A Short Tale of Moldings & Music
[This is part of my How to Install Moldings series.]
The point finally came in this project when I could put away all the noise-makers — the saws and sanders and dust collectors — and turn on some music.
I never play harsh music when I’m at someone else’s house, so NIN, Fatboy Slim and Pearl Jam were out, while Mozart, Bach and Vivaldi were in.
Besides, it’s really just classical music that I want to listen to while I spend the many days needed to prepare complex rooms like these for paint. And it was during this phase of the project that I learned about my friend’s deep knowledge and love of classical music.
My friend, an international patent attorney by day, but classical aficionado at night, would pop his head in now and then and say something like, “Mozart, Concerto Number 3, Third Movement,” and then pop back out again, only to return later with, “Purcell, Chacony in G Minor.”
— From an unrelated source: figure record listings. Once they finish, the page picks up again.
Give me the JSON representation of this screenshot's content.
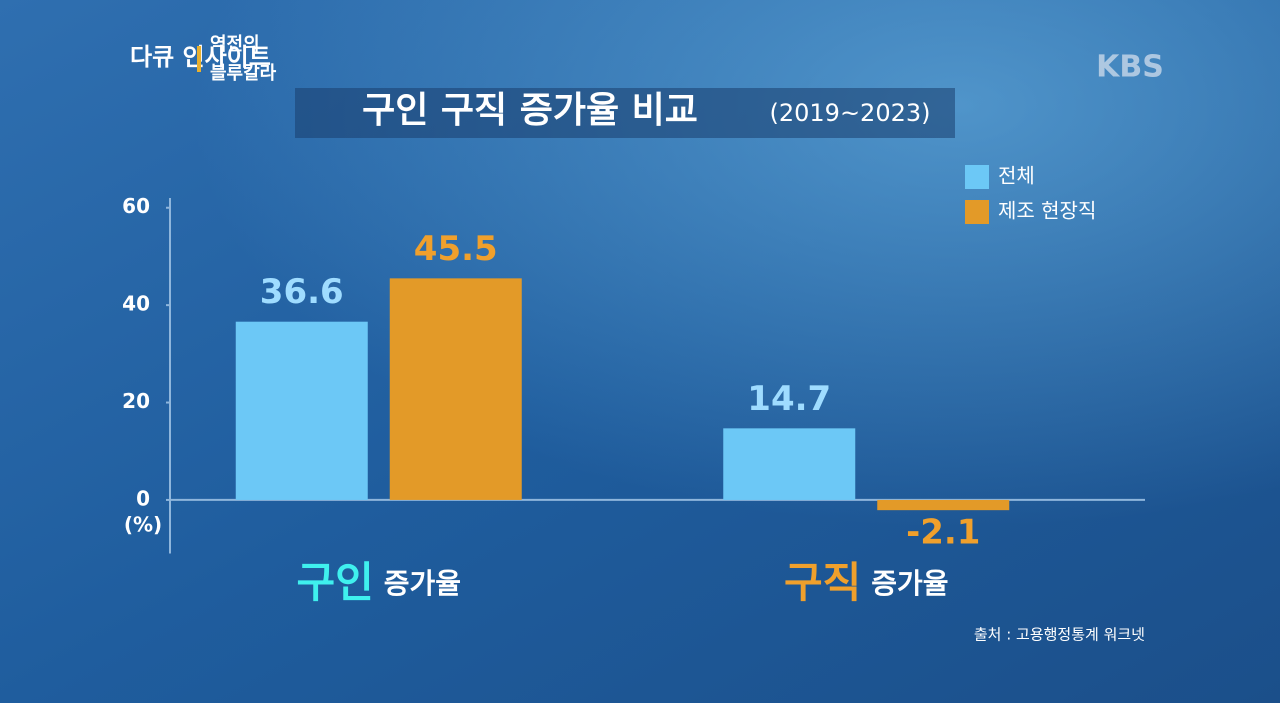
{
  "branding": {
    "program": "다큐 인사이트",
    "episode": [
      "역전의",
      "블루칼라"
    ],
    "channel": "KBS"
  },
  "chart_data": {
    "type": "bar",
    "title": "구인 구직 증가율 비교",
    "subtitle": "(2019~2023)",
    "y_unit": "(%)",
    "categories": [
      "구인 증가율",
      "구직 증가율"
    ],
    "category_colors": [
      "#3ff0ee",
      "#f0a02c"
    ],
    "series": [
      {
        "name": "전체",
        "color": "#6cc8f6",
        "label_color": "#9fdcff",
        "values": [
          36.6,
          14.7
        ]
      },
      {
        "name": "제조 현장직",
        "color": "#e39a28",
        "label_color": "#f0a02c",
        "values": [
          45.5,
          -2.1
        ]
      }
    ],
    "ylim": [
      -11,
      62
    ],
    "yticks": [
      0,
      20,
      40,
      60
    ],
    "legend": "top-right",
    "source": "출처 : 고용행정통계 워크넷"
  }
}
Each time my response was the same. I’d stop what I was doing and go check the CD case because I usually had no idea if he was right. He always was.
This went on for the remainder of the project.
A year and a half later I was back inside his home installing and painting moldings in more rooms, including building a front door surround, the basic design for which I’d been toying with in my mind all during the previous project.
Even then I knew what woodworking ornament I wanted in the center of the architrave — this lute and violin design.
I have a pretty good inventory in my head of hundreds of ornate architectural details that I’d like to someday incorporate into a design, and this music motif applique I was saving for a true music lover.
It could not have ended up in a more appreciative home.
You can use woodworking appliques like these to inject your own personality and beliefs into your architectural details.
And sometimes just a simple touch like this violin and lute are all you need to bring you moldings to life.